Dönemin Genelkurmay Başkanı Hulusi Akar'ın, 15 Temmuz gecesinde rehin alınmasına ilişkin olduğu iddia edilen darp raporu ortaya çıktı.

Sözcü'den Asuman Aranca'nın haberine göre, GATA'dan alınan raporda, ‘'Sol gözde cilt lezyonu ve kızarıklık, boğazda ödem, sol omuz arkasında ve buruna bastırmakla ağrı, el bileklerinde cilt altı lezyon mevcuttur'' denildi. 

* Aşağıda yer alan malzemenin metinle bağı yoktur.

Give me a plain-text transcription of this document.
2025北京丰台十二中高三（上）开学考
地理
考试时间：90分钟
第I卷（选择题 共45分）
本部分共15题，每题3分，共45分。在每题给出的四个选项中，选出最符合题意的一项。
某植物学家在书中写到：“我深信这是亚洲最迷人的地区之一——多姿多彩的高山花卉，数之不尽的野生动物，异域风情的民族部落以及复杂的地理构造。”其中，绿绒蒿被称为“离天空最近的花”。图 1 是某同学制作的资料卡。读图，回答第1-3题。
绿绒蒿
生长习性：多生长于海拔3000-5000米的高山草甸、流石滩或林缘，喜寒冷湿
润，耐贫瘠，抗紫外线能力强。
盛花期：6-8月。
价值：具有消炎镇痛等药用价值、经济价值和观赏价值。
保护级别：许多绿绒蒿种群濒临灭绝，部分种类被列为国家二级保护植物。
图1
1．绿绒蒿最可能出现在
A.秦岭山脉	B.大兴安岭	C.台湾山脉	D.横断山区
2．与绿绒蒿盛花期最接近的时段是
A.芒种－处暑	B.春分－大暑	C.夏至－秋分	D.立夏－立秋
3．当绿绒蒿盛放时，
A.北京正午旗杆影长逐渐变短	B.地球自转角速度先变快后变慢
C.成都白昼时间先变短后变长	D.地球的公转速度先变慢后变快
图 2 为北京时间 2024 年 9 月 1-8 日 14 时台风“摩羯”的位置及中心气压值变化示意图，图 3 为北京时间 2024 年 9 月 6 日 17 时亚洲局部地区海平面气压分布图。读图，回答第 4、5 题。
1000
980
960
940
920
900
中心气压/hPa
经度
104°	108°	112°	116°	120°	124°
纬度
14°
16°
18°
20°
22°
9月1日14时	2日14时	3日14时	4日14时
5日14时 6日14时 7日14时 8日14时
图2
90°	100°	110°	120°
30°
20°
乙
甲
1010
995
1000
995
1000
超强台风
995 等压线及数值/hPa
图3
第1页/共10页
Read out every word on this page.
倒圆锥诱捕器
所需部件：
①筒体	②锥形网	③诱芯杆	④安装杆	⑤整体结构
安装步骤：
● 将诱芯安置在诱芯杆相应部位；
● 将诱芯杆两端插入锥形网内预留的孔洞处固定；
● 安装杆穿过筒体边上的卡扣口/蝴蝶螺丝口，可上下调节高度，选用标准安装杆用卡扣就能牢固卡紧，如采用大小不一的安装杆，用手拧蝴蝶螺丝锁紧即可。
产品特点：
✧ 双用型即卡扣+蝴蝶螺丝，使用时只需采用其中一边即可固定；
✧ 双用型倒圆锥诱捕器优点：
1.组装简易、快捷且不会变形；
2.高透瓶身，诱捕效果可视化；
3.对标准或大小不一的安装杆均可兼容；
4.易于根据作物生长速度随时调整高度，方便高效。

17 Temmuz 2016 tarihini taşıyan raporda şu bulgulara yer verildi:

"Sol göz altında 2 cm, kenarında ise 1 cm cilt lezyonu, burunda bastırmayla ağrılı olup septal hematom (kanama) veya krepitasyon (ödem) alınmamıştır. Boğazda orta ve lateral her iki tarafta 5-6 cm uzunluğunda ve birbirine 1-2 cm aralıklı olarak paralel seyirli yüzeysel kızarıklık ve ödem mevcut. Sol omuz arkasında bastırmakla ağrı tarif ediyor. Ödem, hareket kısıtlılığı ve ya renk değişikliği mevcut değil. Sol el bileği ön kısmında 3-4 cm uzunluğunda noktasal tarzda ve düzensiz yüzeysel cilt ve cilt altı lezyonları mevcut. Sağ el bileği ön kısmında 3 cm uzunluğunda yüzeysel cilt ve cilt altı lezyonları mevcuttur. Tespit edilen yumuşak doku ve cilt lezyonlarının iyileşme süresinin 7-10 gün alabileceği, mevcut bulgular ile hayati tehlikesinin bulunmadığı değerlendirilmiştir"

 

"NEFES ALMAMI ENGELLEDİLER"

Genelkurmay çatı davası iddianamesinin eklerinde, Akar'ın 15 Temmuz gecesi Akıncı üssüne götürülürken kamera kayıtlarından elde edilen görüntüler de yer aldı.

Akar, saldırıya uğradığı 15 Temmuz gecesini savcılık ifadesinde şöyle anlatmıştı:

"Saat 21.00'e doğru arkam kapıya dönük bir şekilde masamda çalışırken kapı çaldı, Tümgeneral Mehmet Dişli'nin geldiğini gördüm. ‘Komutanım operasyon başlıyor, herkesi alacağız' tarzı birşeyler söyledi. Sonra Özel Kuvvetler Komutanlığından olduğunu değerlendirdiğim ve tam teçhizatlı, eğitim kıyafeti giymiş, silahlı, miğferli personel dikkatimi çekti. Odanın içerisine hızla ve aniden girmeye kalkışınca ayağa kalktım. O esnada emir subayı Levent Türkkan ‘Komutanım otur, zorluk çıkarmayın' diye bağırdı. Birisi beni iterek sandalyeye oturmamı sağladı ve o esnada arkadan bir başkası el havlusu tarzında bir şeyle hem ağzımı hem burnumu kapatarak, nefes almamı engelledi, kolunu boğazıma dolayıp sıktı.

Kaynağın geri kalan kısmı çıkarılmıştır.